Литмир - Электронная Библиотека
A
A

Путь проделан немалый, едва в полторы тысячи верст укладывается. На ушкуях пообтрепались снасти, расшатались уключины. Много весел поломано. Палубы рассохлись, разошлись щелями – не дай Бог, дождичек случится, зальет пороховое зелье! Пищалей сколько-то потопили на коварных каменных переборах. Среди ратников недужные есть – от непосильных трудов, от зноя, от гнуса. Кое-кого схоронить пришлось, поставить над могилками сиротские березовые кресты. Шильники с чердынцами передрались, до ножей дело дошло. Видно, припомнили чердынцы, как в прошлые годы Андрюшка Мишнев приходил в их землю разбойно, счеты сводили. Ну похлестали зачинщиков плетьми, а дальше как быть? Рознь в войске допустить нельзя…

Князь Курбский от всего отмахивался: делай, мол, как знаешь! Только один разумный совет услышал от него Салтык, но стоил этот совет многого. Подсказал князь, что не следует покуда переоснащать ушкуи, все равно после горного волока все придется делать заново. Пусть лучше передохнут люди, не хлопочут понапрасну. До Камня верст шестьдесят осталось, дойдем и так…

Уходил Салтык из княжеского шатра в глубоком раздумье. Равнодушие князя Курбского к походным делам казалось непонятным, тревожащим. Как объяснить? Может, обиделся на что князь?

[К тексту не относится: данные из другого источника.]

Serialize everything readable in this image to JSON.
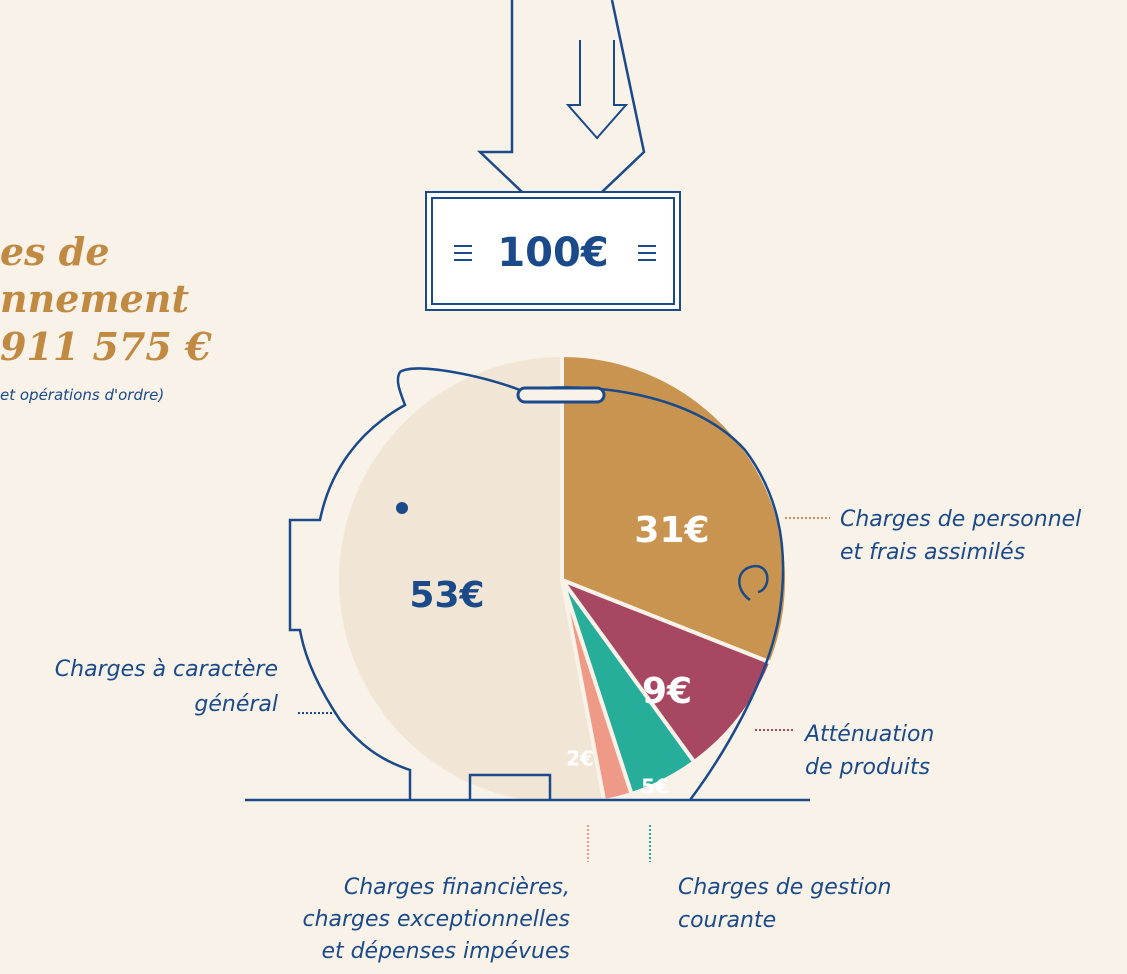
{
  "chart_data": {
    "type": "pie",
    "title_lines": [
      "es de",
      "nnement",
      "911 575 €"
    ],
    "subtitle": "et opérations d'ordre)",
    "note": "100€",
    "categories": [
      [
        "Charges de personnel",
        "et frais assimilés"
      ],
      [
        "Atténuation",
        "de produits"
      ],
      [
        "Charges de gestion",
        "courante"
      ],
      [
        "Charges financières,",
        "charges exceptionnelles",
        "et dépenses impévues"
      ],
      [
        "Charges à caractère",
        "général"
      ]
    ],
    "values": [
      31,
      9,
      5,
      2,
      53
    ],
    "value_labels": [
      "31€",
      "9€",
      "5€",
      "2€",
      "53€"
    ],
    "colors": [
      "#c9944f",
      "#a84762",
      "#27ae9b",
      "#ee9a87",
      "#f1e6d6"
    ]
  }
}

Но дело было вовсе не в обиде. Растерян был князь Федор Курбский, хотя даже сам себе не признался бы в этом. Казалось ему, что растягиваются, рвутся железные обручи бездумного повиновения, которые единственно держат войско. Как ведь привык князь и что он полагал единственно верным? Воля большого воеводы объединяет в тесный пучок воевод меньших, воля воевод меньших – детей боярских и сотников, а под теми, каждый как хворостинка в пучке, – ратники, сверху вниз передаются всепроникающие молнии воинских приказов, каждый нижестоящий только повинуется или, если и под ним кто есть, передает воеводскую волю. А в судовой рати будто перемешалось все. Будто все делается само собой, без его, воеводского, направляющего слова. Кормщики сами ведут караван, выбирают места стоянок, а если и спросят из уважения к воеводскому чину, то по глазам плутовским видно: не нуждаются они в совете, не ждут отказа, ибо разумнее не придумаешь. С восходом солнца десятники сами высвистывают в свои рожки начало походного дня. К побитым на камнях ушкуям без всякого приказа устремляются соседние ладьи, выхватывают оружие, припасы, стягивают веревками на чистую воду. И Салтык не издали, не с кормы большого насада распоряжается подначальными людьми, не через посланных детей боярских, а напрямую, в гуще гребцов, ратников, посадских пищальников. А ведь как слушают его, как слушают! С радостной готовностью бросаются по первому слову, жилы рвут, но – улыбаются!

Не укладывалось это в голове князя Федора Семеновича Курбского Черного, хоть и видел отчетливо, что хлопоты Салтыка – на пользу судовой рати. Не укладывалось в пределы привычного, веками устоявшегося. Место высокородного воеводы – в отдалении, не осязаемый человек воевода, а носитель высшей власти! Но Салтык, Салтык…

Не было у него на Салтыка ни гнева, ни обиды. Только настороженность, как к чему-то непонятному. Вспомнилось вдруг, как сказал Салтык: «Единого хочу – единения войска». Была в словах Салтыка о единении войска большая правда, и эту правду Федор Курбский признавал. Единение для всех, но не для себя. Единение? Перемешать, значит, в одном котле и князя, и сына боярского, и мужика-лапотника?! Такого князь Курбский принять не мог и, не принимая, мучился, потому что большая правда о единении войска, сказанная Салтыком, все-таки оставалась неопровержимой…

Кряхтел Курбский, тяжело ворочался на ковре, вздыхал.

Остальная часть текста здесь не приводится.